JP/PP
Numéro 5201/06
COUR D'APPEL DE PAU
1ère Chambre
ARRET DU 27/11/06
Dossier : 06/01525
Nature affaire :
Demandes relatives à la procédure de saisie immobilière
Affaire :
Jean-Claude Joseph X...,
Marie-France X..., Maryse Christiane Colette X... épouse Z...
C/
Aldo A...,
Anne Marie B... épouse A...
RÉPUBLIQUE FRANÇAISE
AU NOM DU PEUPLE FRANÇAIS
A R R E T
prononcé par Monsieur PARANT, Président,
en vertu de l'article 452 du Nouveau Code de Procédure Civile,
assisté de Madame PEYRON, Greffier,
à l'audience publique du 27 Novembre 2006
date à laquelle le délibéré a été prorogé.
* * * * *
APRES DÉBATS
à l'audience publique tenue le 02 Octobre 2006, devant :
Monsieur PARANT, Président
Monsieur PETRIAT, Conseiller, magistrat chargé du rapport conformément à l'article 785 du Nouveau Code de Procédure Civile
Madame RACHOU, Conseiller
assistés de Madame PEYRON, Greffier, présent à l'appel des causes.
Les magistrats du siège ayant assisté aux débats ont délibéré conformément à la loi.
dans l'affaire opposant :
APPELANTS :
Monsieur Jean-Claude Joseph X...
né le 14 Janvier 1952 à MONTGAILLARD (65200)
Maison Noudrest
65200 MONTGAILLARD
(bénéficie d'une aide juridictionnelle Totale numéro 2006/2439 du 17/05/2006 accordée par le bureau d'aide juridictionnelle de PAU)

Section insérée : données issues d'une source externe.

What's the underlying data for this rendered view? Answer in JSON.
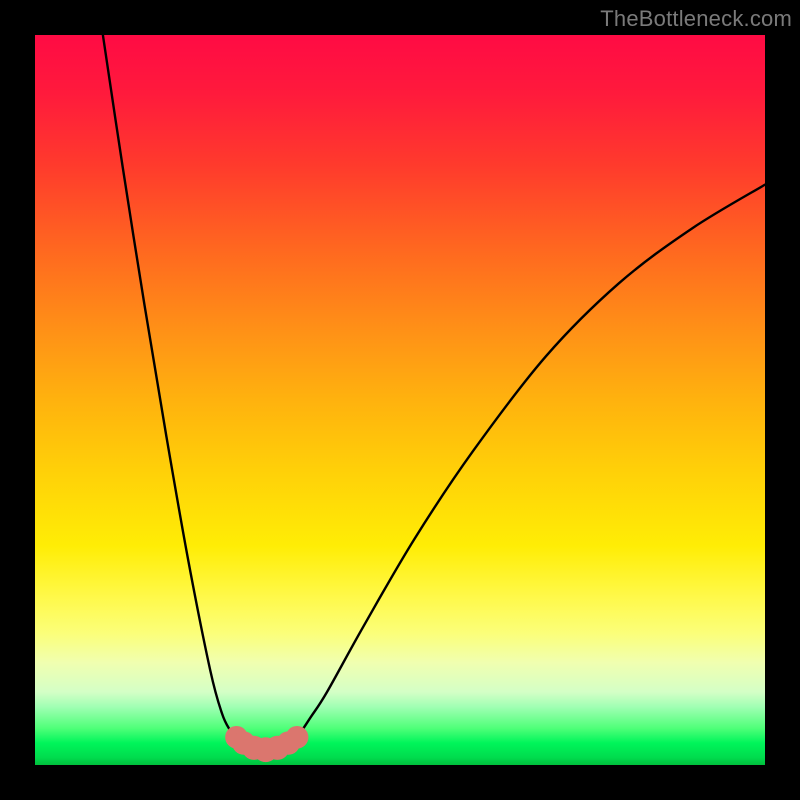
{
  "watermark": "TheBottleneck.com",
  "colors": {
    "frame": "#000000",
    "curve_stroke": "#000000",
    "bead_fill": "#db766e",
    "watermark_text": "#7a7a7a"
  },
  "chart_data": {
    "type": "line",
    "title": "",
    "xlabel": "",
    "ylabel": "",
    "xlim": [
      0,
      100
    ],
    "ylim": [
      0,
      100
    ],
    "grid": false,
    "legend": false,
    "note": "Bottleneck-style V-curve; axes are percent-of-plot coordinates with origin at bottom-left. Values estimated from pixels.",
    "series": [
      {
        "name": "left-branch",
        "x": [
          9.3,
          12,
          15,
          18,
          21,
          24,
          25.6,
          26.7,
          27.6
        ],
        "y": [
          100,
          82,
          63,
          45,
          28,
          13,
          7.1,
          4.8,
          3.8
        ]
      },
      {
        "name": "bottom-segment",
        "x": [
          27.6,
          29.0,
          30.5,
          32.2,
          33.8,
          34.8,
          35.9
        ],
        "y": [
          3.8,
          2.9,
          2.3,
          2.1,
          2.3,
          2.9,
          3.8
        ]
      },
      {
        "name": "right-branch",
        "x": [
          35.9,
          37.8,
          40,
          45,
          52,
          60,
          70,
          80,
          90,
          100
        ],
        "y": [
          3.8,
          6.6,
          10,
          19,
          31,
          43,
          56,
          66,
          73.5,
          79.5
        ]
      }
    ],
    "beads": [
      {
        "x": 27.6,
        "y": 3.8,
        "r": 1.55
      },
      {
        "x": 28.6,
        "y": 3.0,
        "r": 1.6
      },
      {
        "x": 30.0,
        "y": 2.35,
        "r": 1.65
      },
      {
        "x": 31.6,
        "y": 2.1,
        "r": 1.7
      },
      {
        "x": 33.2,
        "y": 2.35,
        "r": 1.65
      },
      {
        "x": 34.7,
        "y": 3.0,
        "r": 1.6
      },
      {
        "x": 35.9,
        "y": 3.8,
        "r": 1.55
      }
    ]
  }
}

Mademoiselle Marie-France X...
née le 21 Novembre 1956 à TARBES (65000)
route de la Gare
65200 MONTGAILLARD
Madame Maryse Christiane Colette X... épouse Z...
née le 16 Novembre 1953 à MONTAGAILLARD
route de la Gare
65200 MONTGAILLARD
représentés par Me VERGEZ, avoué à la Cour
assistés de Me BENOIT, avocat au barreau du MANS
INTIMES :
Monsieur Aldo A...
né le 09 Août 1951 à VALENCE D'AGEN (82400)
...
31330 GRENADE SUR GARONNE
Madame Anne Marie B... épouse A...
née le 30 Mai 1952 à MERVILLE (59660)
...
31330 GRENADE SUR GARONNE
représentés par la SCP LONGIN, avoués à la Cour
assistés de Me MONTAMAT, avocat au barreau de TARBES
sur appel de la décision
en date du 10 MARS 2006
rendue par le TRIBUNAL DE GRANDE INSTANCE DE TARBES
FAITS ET PROCEDURE
Par acte de donation-partage du 16 mars 1973 Madame F..., veuve X..., a fait donation à Monsieur Jean-Hilaire X..., son fils, de diverses parcelles à MONTGAILLARD, dont deux, cadastrées AM 163 et 164, sont desservies par une servitude de passage conventionnelle concédée au même acte par Monsieur Jean-Claude X..., Mademoiselle Maryse X... et Mademoiselle Marie-France X..., petits enfants de la donatrice, et enfants de son autre fils, alors décédé, ci-après les consorts X..., sur des parcelles AL 123 et AM 166 leur revenant en indivision.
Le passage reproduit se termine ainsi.